Filmemacher und Tier-Fotograf Laurent Geslin erreicht man zurzeit nur über Videocall. Er ist für sechs Monate im Senegal und arbeitet an seinem nächsten Projekt. Gemeinsam mit seiner Frau, die Anthropologin ist. Es geht um das Zusammenspiel der Menschen mit ihrer Umwelt.
Diesen Zusammenhang möchte Laurent Geslin auch in seinem aktuellen Film aufzeigen. Für «Lynx» begleitete er eine Luchs-Familie über fast zwei Jahre hinweg.
Luchse gehören zu den zehn seltensten Säugetier-Arten Europas. In der Schweiz wurden sie Ende des 19. Jahrhunderts ausgerottet. In den 70er-Jahren siedelte man sie wieder an, unter anderem im Jura, wo Laurent Geslin wohnt.
«Ich habe Geparde in Afrika fotografiert. Dass es Tiere in meiner eigenen Umgebung gibt, die noch viel schwieriger zu fotografieren oder filmen sind, hat mich fasziniert», sagt Geslin.
Jahrelange Recherche – und Glück
Zwölf Jahre widmete Laurent Geslin den Luchsen. Erst mit dem Fotoapparat, dann mit der Videokamera.
Er lernte so die einzelnen Individuen kennen, ihre Eigenarten und ihre Abläufe. Fand heraus, wo sie sich wann ungefähr aufhalten. So konnte er sich an den richtigen Stellen positionieren und auf die Luchse warten. Einfach eine Kamera verstecken und wieder gehen, wollte er nicht.
Dafür nahm er einiges in Kauf. Denn auch wenn er die Abläufe «seiner» Luchse gut kannte, so war es doch immer auch Glückssache, ob er die Tiere vor die Linse bekam.

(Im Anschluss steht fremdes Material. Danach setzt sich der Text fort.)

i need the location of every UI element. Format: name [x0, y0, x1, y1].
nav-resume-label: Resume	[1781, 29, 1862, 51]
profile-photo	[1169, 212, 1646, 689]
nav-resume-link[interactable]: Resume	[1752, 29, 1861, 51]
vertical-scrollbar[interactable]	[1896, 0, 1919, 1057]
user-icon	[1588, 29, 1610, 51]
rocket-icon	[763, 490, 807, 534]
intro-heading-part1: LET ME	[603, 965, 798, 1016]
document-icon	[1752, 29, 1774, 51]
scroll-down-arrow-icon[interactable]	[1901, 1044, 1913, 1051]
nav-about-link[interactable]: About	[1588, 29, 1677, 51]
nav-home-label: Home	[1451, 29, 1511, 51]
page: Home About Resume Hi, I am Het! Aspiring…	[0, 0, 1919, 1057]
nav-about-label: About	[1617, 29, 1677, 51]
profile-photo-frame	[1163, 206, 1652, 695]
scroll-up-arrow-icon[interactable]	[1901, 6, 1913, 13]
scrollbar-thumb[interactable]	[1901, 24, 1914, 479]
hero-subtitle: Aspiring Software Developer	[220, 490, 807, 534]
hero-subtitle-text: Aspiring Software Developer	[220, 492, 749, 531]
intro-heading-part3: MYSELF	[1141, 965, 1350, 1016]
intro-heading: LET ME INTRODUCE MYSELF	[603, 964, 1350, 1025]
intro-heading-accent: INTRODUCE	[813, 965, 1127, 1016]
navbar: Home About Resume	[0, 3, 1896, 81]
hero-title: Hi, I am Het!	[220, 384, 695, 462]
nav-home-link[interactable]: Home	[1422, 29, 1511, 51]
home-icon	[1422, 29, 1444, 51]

«An einer Stelle wartete ich drei Monate lang, praktisch jeden Tag, morgens und abends. Und bekam den Luchs doch nur zweimal zu Gesicht», erzählt Laurent Geslin im Interview.
Sein Film zeigt ungefähr zwei Jahre im Leben eines Luchs-Pärchens und ihrer drei Jungen. Laurent Geslin gab den Tieren keine Namen, er will sie nicht vermenschlichen. Trotzdem baute er über die Monate hinweg eine Bindung zu ihnen auf.
«Es gab auch schmerzhafte Situationen», erzählt der Filmemacher. «Zum Beispiel, eines der Tiere zu verlieren. Nicht nur, weil ich ihnen so lange folgte. Sondern auch weil es bedeutet, dass es ein Individuum weniger dieser seltenen Art gibt.»
Mit seinem ersten Dokumentarfilm «Lnyx» will er auf die Biodiversität direkt vor unserer Haustür hinweisen. Die Schönheit der Natur zeigen. Wie alles zusammenhängt - und immer mehr bedroht wird.
Auch Inzucht gefährdet die Luchse
Nebst Unfällen im Strassenverkehr oder Wilderei ist auch die Inzucht eine grosse Gefahr für die Luchse in Europa. Da Waldgebiete immer mehr zerstückelt werden und sich die Luchse so nicht mehr durchmischen können.
«Jede kleine Attacke schadet der Biodiversität», sagt Laurent Geslin. «Doch noch haben wir Zeit, sie zu erhalten.»